Jeffrey Blehar writes for National Review Online about an interesting aspect of U.S. Supreme Court Justice Samuel Alito’s recent interview with the Wall Street Journal.

It is a considered statement, intended to convey a message. Members of the Supreme Court rarely speak in such manner in public, and it must be understood that they know that when they do in 2023 they risk everything in terms of their public reputation.

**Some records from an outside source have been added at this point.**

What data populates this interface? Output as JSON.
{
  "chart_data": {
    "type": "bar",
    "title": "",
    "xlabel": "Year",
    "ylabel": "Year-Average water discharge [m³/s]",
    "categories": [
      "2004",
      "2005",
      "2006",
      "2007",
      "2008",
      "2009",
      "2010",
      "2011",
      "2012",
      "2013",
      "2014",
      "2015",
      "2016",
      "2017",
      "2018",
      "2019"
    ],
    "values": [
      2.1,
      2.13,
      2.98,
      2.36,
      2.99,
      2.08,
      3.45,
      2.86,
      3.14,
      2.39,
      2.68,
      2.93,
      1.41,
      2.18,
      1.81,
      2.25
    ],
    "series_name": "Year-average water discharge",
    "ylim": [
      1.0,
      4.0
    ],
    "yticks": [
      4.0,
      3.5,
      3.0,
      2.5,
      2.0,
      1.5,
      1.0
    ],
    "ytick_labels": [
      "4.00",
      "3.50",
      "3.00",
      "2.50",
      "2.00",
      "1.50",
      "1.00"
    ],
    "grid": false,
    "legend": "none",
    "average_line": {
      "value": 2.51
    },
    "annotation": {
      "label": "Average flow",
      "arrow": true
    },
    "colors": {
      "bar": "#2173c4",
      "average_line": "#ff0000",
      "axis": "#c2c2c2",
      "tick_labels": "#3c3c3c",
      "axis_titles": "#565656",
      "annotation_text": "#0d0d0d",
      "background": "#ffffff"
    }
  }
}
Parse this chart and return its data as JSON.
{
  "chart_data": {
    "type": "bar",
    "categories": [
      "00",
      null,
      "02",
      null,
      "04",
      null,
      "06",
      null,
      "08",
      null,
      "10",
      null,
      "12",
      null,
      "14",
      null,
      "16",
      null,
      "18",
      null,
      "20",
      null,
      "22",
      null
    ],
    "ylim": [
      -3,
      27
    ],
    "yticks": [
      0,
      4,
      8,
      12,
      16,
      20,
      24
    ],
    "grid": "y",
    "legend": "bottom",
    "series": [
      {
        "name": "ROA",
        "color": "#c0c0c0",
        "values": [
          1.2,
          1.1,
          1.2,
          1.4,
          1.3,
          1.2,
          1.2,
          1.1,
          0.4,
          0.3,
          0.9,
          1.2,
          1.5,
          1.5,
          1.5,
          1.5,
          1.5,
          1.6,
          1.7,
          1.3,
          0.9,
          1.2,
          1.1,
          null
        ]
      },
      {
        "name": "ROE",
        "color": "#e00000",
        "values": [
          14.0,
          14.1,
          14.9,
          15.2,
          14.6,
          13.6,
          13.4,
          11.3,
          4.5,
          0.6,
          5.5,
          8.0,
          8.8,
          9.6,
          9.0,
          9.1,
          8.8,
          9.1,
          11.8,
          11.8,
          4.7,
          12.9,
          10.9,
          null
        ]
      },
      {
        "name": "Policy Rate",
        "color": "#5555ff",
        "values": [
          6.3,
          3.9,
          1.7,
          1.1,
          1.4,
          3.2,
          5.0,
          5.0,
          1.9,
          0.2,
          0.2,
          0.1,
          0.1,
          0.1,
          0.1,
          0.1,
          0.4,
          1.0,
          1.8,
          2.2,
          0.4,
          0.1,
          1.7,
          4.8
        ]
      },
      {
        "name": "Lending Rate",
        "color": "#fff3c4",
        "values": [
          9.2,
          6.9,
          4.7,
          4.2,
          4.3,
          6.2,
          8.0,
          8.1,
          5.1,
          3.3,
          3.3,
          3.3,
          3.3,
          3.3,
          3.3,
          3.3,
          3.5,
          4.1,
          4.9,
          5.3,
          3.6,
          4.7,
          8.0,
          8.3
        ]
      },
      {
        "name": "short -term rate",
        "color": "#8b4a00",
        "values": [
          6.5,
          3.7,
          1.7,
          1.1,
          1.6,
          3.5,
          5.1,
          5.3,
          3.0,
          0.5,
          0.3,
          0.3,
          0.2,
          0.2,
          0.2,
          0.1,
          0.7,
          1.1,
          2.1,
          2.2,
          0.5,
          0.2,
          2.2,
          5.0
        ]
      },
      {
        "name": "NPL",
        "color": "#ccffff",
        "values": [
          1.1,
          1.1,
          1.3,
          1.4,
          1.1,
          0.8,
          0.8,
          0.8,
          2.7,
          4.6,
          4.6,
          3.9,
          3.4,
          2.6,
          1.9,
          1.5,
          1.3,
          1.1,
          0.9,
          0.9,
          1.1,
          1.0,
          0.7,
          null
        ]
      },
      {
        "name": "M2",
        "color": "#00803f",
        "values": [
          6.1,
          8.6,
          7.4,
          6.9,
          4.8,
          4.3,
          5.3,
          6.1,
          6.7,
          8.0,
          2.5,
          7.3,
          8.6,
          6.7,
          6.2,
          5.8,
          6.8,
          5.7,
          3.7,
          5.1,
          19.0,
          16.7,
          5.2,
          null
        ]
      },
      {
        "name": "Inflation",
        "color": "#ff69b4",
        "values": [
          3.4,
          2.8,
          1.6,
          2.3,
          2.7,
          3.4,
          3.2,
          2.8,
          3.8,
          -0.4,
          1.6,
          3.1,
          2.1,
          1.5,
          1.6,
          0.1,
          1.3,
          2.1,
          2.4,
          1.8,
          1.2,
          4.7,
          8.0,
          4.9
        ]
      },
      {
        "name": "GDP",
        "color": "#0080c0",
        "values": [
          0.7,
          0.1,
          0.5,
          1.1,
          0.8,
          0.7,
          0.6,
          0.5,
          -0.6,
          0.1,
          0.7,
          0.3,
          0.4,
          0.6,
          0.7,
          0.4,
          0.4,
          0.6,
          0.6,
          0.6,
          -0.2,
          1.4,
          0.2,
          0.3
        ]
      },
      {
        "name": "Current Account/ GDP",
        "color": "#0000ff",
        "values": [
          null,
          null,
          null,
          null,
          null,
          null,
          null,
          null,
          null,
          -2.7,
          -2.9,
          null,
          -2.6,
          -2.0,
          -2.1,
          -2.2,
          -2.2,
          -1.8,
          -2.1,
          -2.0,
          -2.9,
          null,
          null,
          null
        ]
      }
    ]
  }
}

So when Samuel Alito says that he’s pretty sure he knows who the leaker is and that it came from the left — and when you square that with the marshal of the Supreme Court’s curiously squishy language in her final report about not being able to identify the leaker to a “preponderance of the evidence standard” — it would behoove Court observers (regardless of how partisan they are) to understand that nobody in a position such as Alito’s thinks carefully about this, goes out and arranges a newsmaking interview with a friendly venue, and puts not only their own reputation but that of the entire conservative wing of the Court on the line if he’s lying. Samuel Alito is a human being in addition to being a judge; he’s not showing up to work on Monday and looking his fellow justices in the eye if either he’s blustering here or if they think he is. My guess is simple: Everyone on the Court is either biblically or pretty sure who the leaker is. They talk about it. (Think about it! They obviously have talked about it a lot, because it is a matter of internal security, and also they are not robots.)

What that leaves the rest of us with is . . . speculation. I find it unproductive. Theories abound as to the identity of the leaker, all merely based on suspicion and rumor. … Until then we can only observe the horrifying damage it has done to the Supreme Court as an institution.